Our today coding kata is parallel processing of streamed CSV data from a file. I’ll try it with Elixir and Go for fun and learning.
TL;DR For Elixir, parallel_stream
will win against Task.async
and Poolboy
for simplicity. In Golang it’s straightforward goroutines and sync.WaitGroup
. Both runs fast and safe. And its a lot of fun.
Elixir
First approach: process each row as an own process with Task.async
For each row we’ll create one new separate concurrent process, who will do the heavy load. Well, in our case just wait a little bit. Consequence: with 10,000 rows we’ll have 10,000 processes. Normally this won’t be a problem if we have enough RAM. We’ll need more with more rows. So the next requiremend is: limit the max RAM usage. Drop this idea.
Second approach: worker pool with Poolboy
Poolboy manages a pool of workers. One worker can process one row of our CSV. If there are no more free works remaining, reading from CSV will paused. Consequence: steady RAM usage and maximum n process depending on the pool konfiguration. But: Poolboy is a service and don’t wait until all processes are finished. So I guess this approach won’t work for CLI scripts. Any ideas? Drop this idea.
Third approach: hex.pm package parallel_stream
This package provides some functions for parallel processing, e.g. map
. It is conceptional designed as stream which runs on n pippes (2x the CPU cores). So parallelism is possible with just one line of code. Instead of Stream.map
we’ll just use ParallelStream.map
.
File.stream!(file)
|> Stream.map(&split_row/1)
|> ParallelStream.map(&store_row/1) # parallel processing
# |> Stream.map(&store_row/1) # synchronous processing
|> Enum.into([])
Testing scenario: timing to approve parallelism
- file with 1000 test rows (generated with
mix generate test1000.csv 1000
) - each row simulates a INSERT-SQL by waiting 10ms
- running
mix import test1000.csv
withStream.map
-> 12 sec. - running with
ParallelStream.map
-> 1,2 Sek.
See here the code: ronnyhartenstein/elixir-parallel-csv-importer
Go
I won’t do timing tests, because goroutines do just work.

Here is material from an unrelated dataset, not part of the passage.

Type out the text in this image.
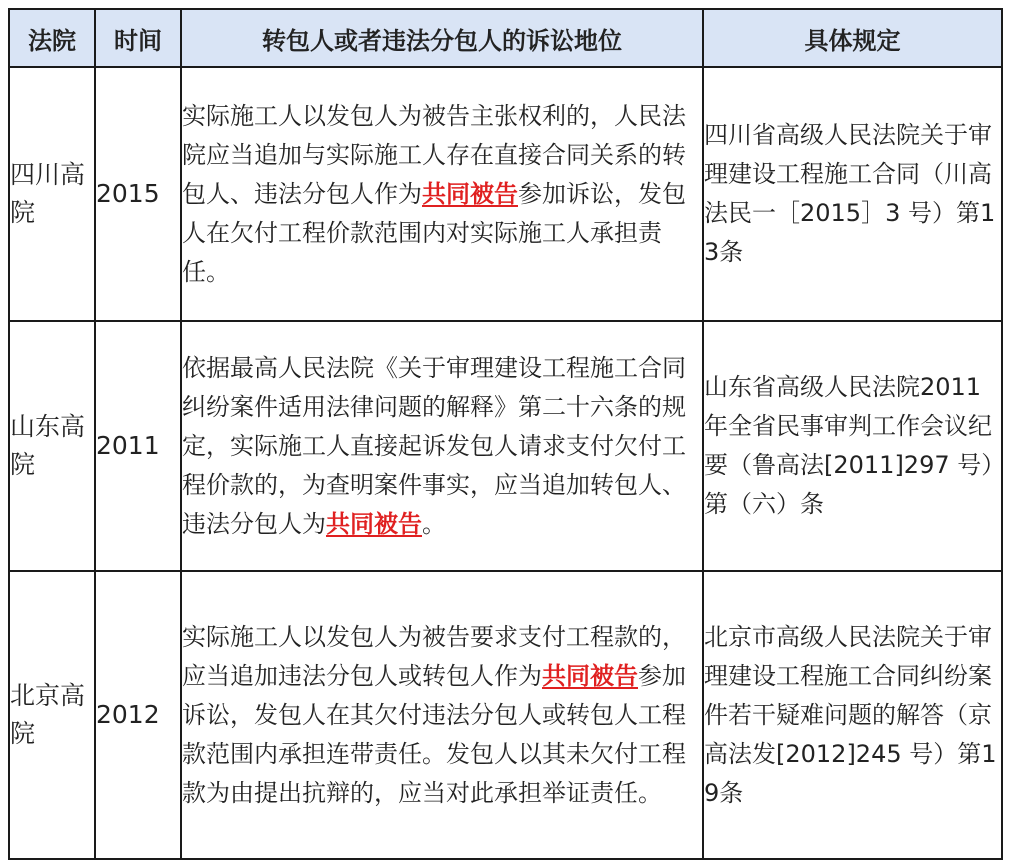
法院	时间	转包人或者违法分包人的诉讼地位	具体规定
四川高院	2015	实际施工人以发包人为被告主张权利的，人民法院应当追加与实际施工人存在直接合同关系的转包人、违法分包人作为共同被告参加诉讼，发包人在欠付工程价款范围内对实际施工人承担责任。	四川省高级人民法院关于审理建设工程施工合同（川高法民一［2015］3 号）第13条
山东高院	2011	依据最高人民法院《关于审理建设工程施工合同纠纷案件适用法律问题的解释》第二十六条的规定，实际施工人直接起诉发包人请求支付欠付工程价款的，为查明案件事实，应当追加转包人、违法分包人为共同被告。	山东省高级人民法院2011 年全省民事审判工作会议纪要（鲁高法[2011]297 号）第（六）条
北京高院	2012	实际施工人以发包人为被告要求支付工程款的，应当追加违法分包人或转包人作为共同被告参加诉讼，发包人在其欠付违法分包人或转包人工程款范围内承担连带责任。发包人以其未欠付工程款为由提出抗辩的，应当对此承担举证责任。	北京市高级人民法院关于审理建设工程施工合同纠纷案件若干疑难问题的解答（京高法发[2012]245 号）第19条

First approach: simple goroutings
The simplest thing is to use plain goroutines.
func main() {
// [.. start timing, read CSV ..]
i := 0
ch := make(chan []string)
for {
record, err := reader.Read()
// [.. error handling ..]
i++
go func(r []string) {
processData(r)
ch <- r
}(record)
fmt.Printf("\rgo %d", i)
}
for ; i > 0; i-- {
<-ch
fmt.Printf("\r\t\t\t\t| <- %d", i)
}
fmt.Printf("\n%2fs", time.Since(start).Seconds())
}
func processData([]string) {
fmt.Printf("\r\t\t| proc %d", i)
time.Sleep(1000 * time.Millisecond)
}
So this runs quite good. But counting the amount of goroutines could not be the final solution I think.

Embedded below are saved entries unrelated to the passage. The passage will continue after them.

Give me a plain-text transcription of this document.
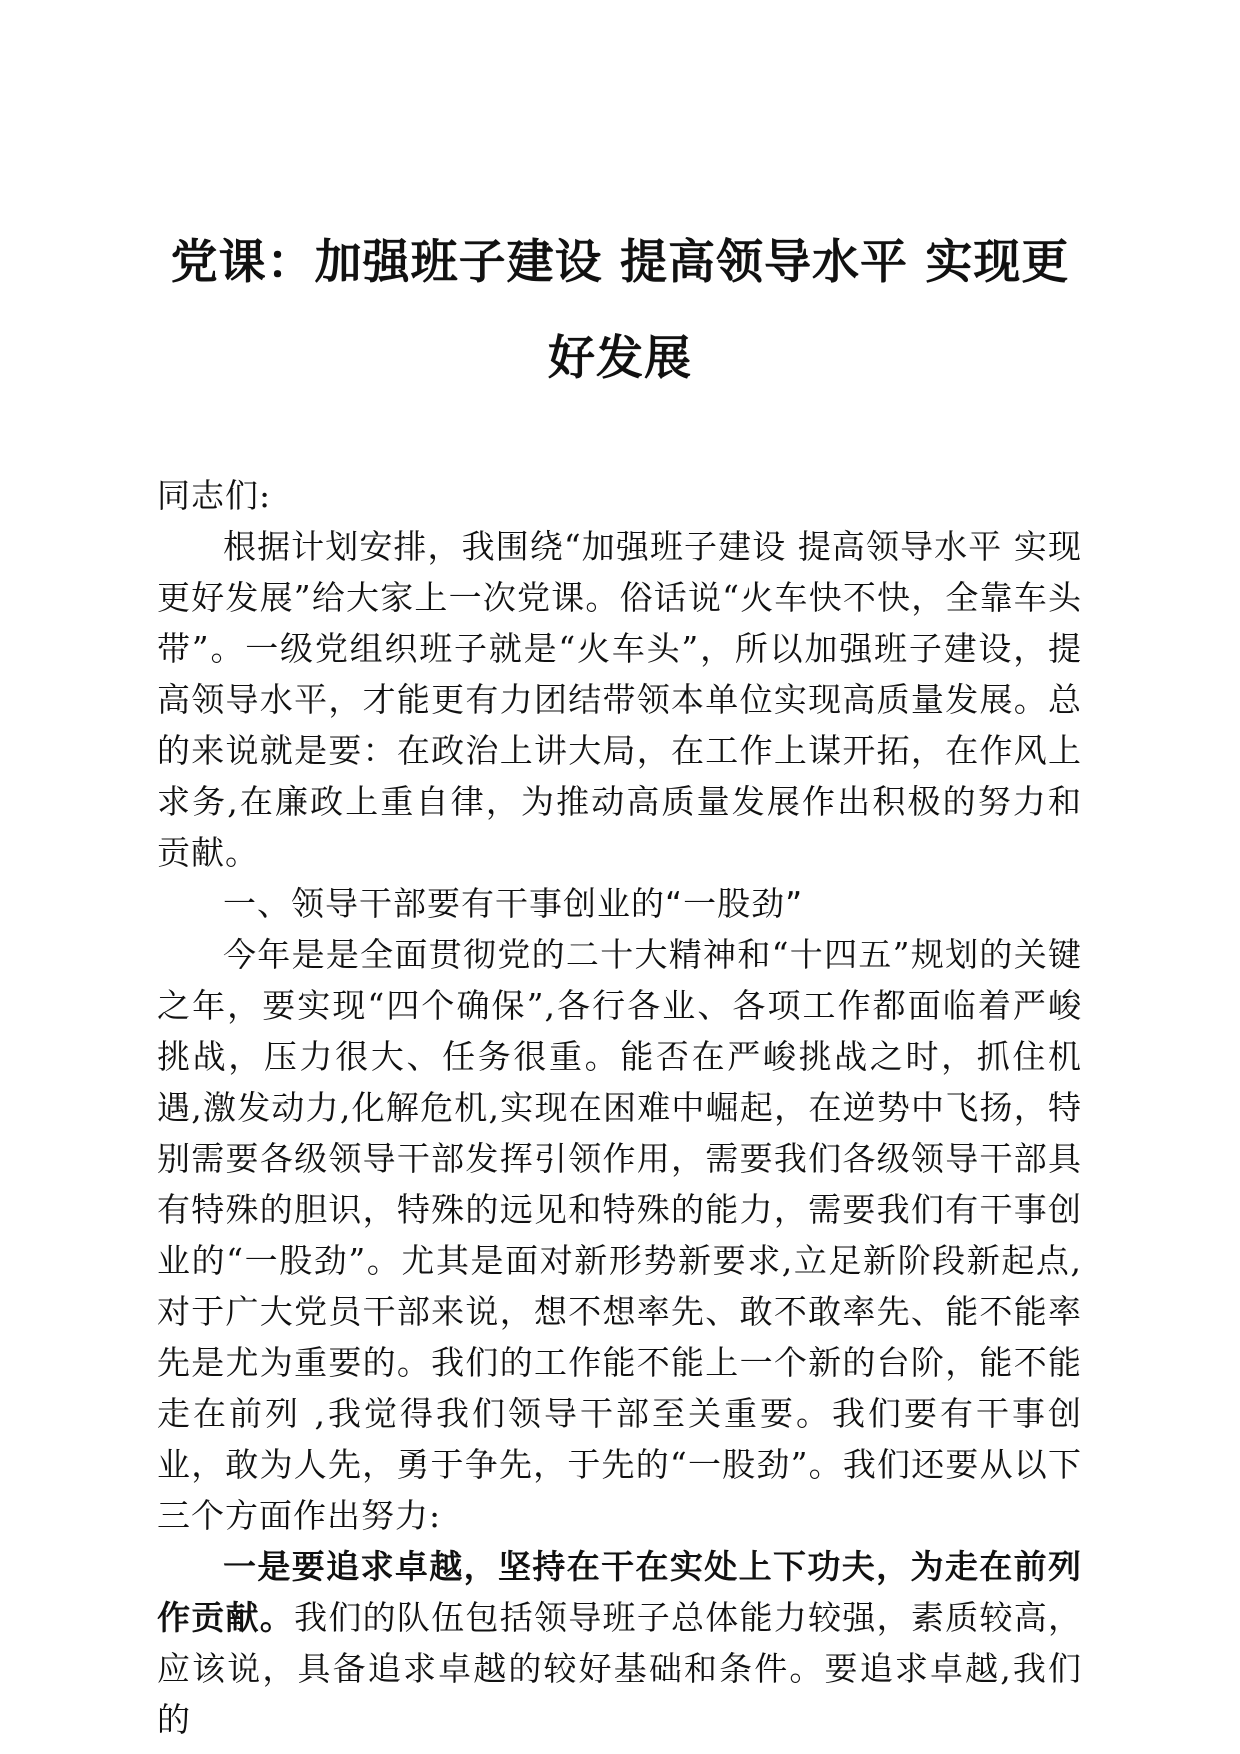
党课：加强班子建设 提高领导水平 实现更好发展

同志们:

根据计划安排，我围绕“加强班子建设 提高领导水平 实现更好发展”给大家上一次党课。俗话说“火车快不快，全靠车头带”。一级党组织班子就是“火车头”，所以加强班子建设，提高领导水平，才能更有力团结带领本单位实现高质量发展。总的来说就是要：在政治上讲大局，在工作上谋开拓，在作风上求务,在廉政上重自律，为推动高质量发展作出积极的努力和贡献。

一、领导干部要有干事创业的“一股劲”

今年是是全面贯彻党的二十大精神和“十四五”规划的关键之年，要实现“四个确保”,各行各业、各项工作都面临着严峻挑战，压力很大、任务很重。能否在严峻挑战之时，抓住机遇,激发动力,化解危机,实现在困难中崛起，在逆势中飞扬，特别需要各级领导干部发挥引领作用，需要我们各级领导干部具有特殊的胆识，特殊的远见和特殊的能力，需要我们有干事创业的“一股劲”。尤其是面对新形势新要求,立足新阶段新起点,对于广大党员干部来说，想不想率先、敢不敢率先、能不能率先是尤为重要的。我们的工作能不能上一个新的台阶，能不能走在前列 ,我觉得我们领导干部至关重要。我们要有干事创业，敢为人先，勇于争先，于先的“一股劲”。我们还要从以下三个方面作出努力:

一是要追求卓越，坚持在干在实处上下功夫，为走在前列作贡献。我们的队伍包括领导班子总体能力较强，素质较高，应该说，具备追求卓越的较好基础和条件。要追求卓越,我们的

Second approach: sync.WaitGroup
We’ll use sync.WaitGroup
to encapsulate the counting of goroutines and something more.
Package sync provides basic synchronization primitives such as mutual exclusion locks. Other than the Once and WaitGroup types, most are intended for use by low-level library routines. Higher-level synchronization is better done via channels and communication. sync
func main() {
// [.. start timing, read CSV ..]
i := 0
ch := make(chan []string)
var wg sync.WaitGroup
for {
record, err := reader.Read()
//[.. error handling ..]
i++
wg.Add(1)
go func(r []string, i int) {
defer wg.Done()
processData(i, r)
ch <- r
}(record, i)
fmt.Printf("\rgo %d", i)
}
// closer
go func() {
wg.Wait()
close(ch)
}()
// print channel results (necessary to prevent exit programm before)
j := 0
for range ch {
j++
fmt.Printf("\r\t\t\t\t | done %d", j)
}
fmt.Printf("\n%2fs", time.Since(start).Seconds())
}
func processData(i int, r []string) {
time.Sleep(10 * time.Millisecond)
fmt.Printf("\r\t\t| proc %d", i)
}
So it works quite in the same way. It’s just another approach with some benefits. Read more in Blogs here and here and of course in the great great book “The Go Programming Language” chap. “9.8 Goroutines and Threads”.
See the code here: ronnyhartenstein/golang-csv-parallel-processing
Boilerplate for parallel processing in Go
Here is a small boilerplate using Go’s WaitGroup
to wait for all goroutines finishing.
package main
import (
"sync"
)
func main() {
tasks := []string{"a", "b", "c"}
ch := make(chan bool)
// start syncing
var wg sync.WaitGroup
for _, task := range tasks {
wg.Add(1)
go func(t string) {
defer wg.Done()
ok := processData(t)
ch <- ok
}(task)
}
// closer
go func() {
wg.Wait()
close(ch)
}()
// fetch all channel results (necessary to prevent exit programm before)
for range ch {
// TODO if you are interested in channel responses
}
}
func processData(task string) bool {
// TODO do things in this goroutine
return true
}
Conclusion
With plain PHP, Python or Ruby script you’ll just process CSV serial. But in other languages like Elixir and Go with concurrency and threads you can do this in parallel and use all CPU cores. Okay, you have to deal with some things like mutual exclusion and so on, but its faster than serial.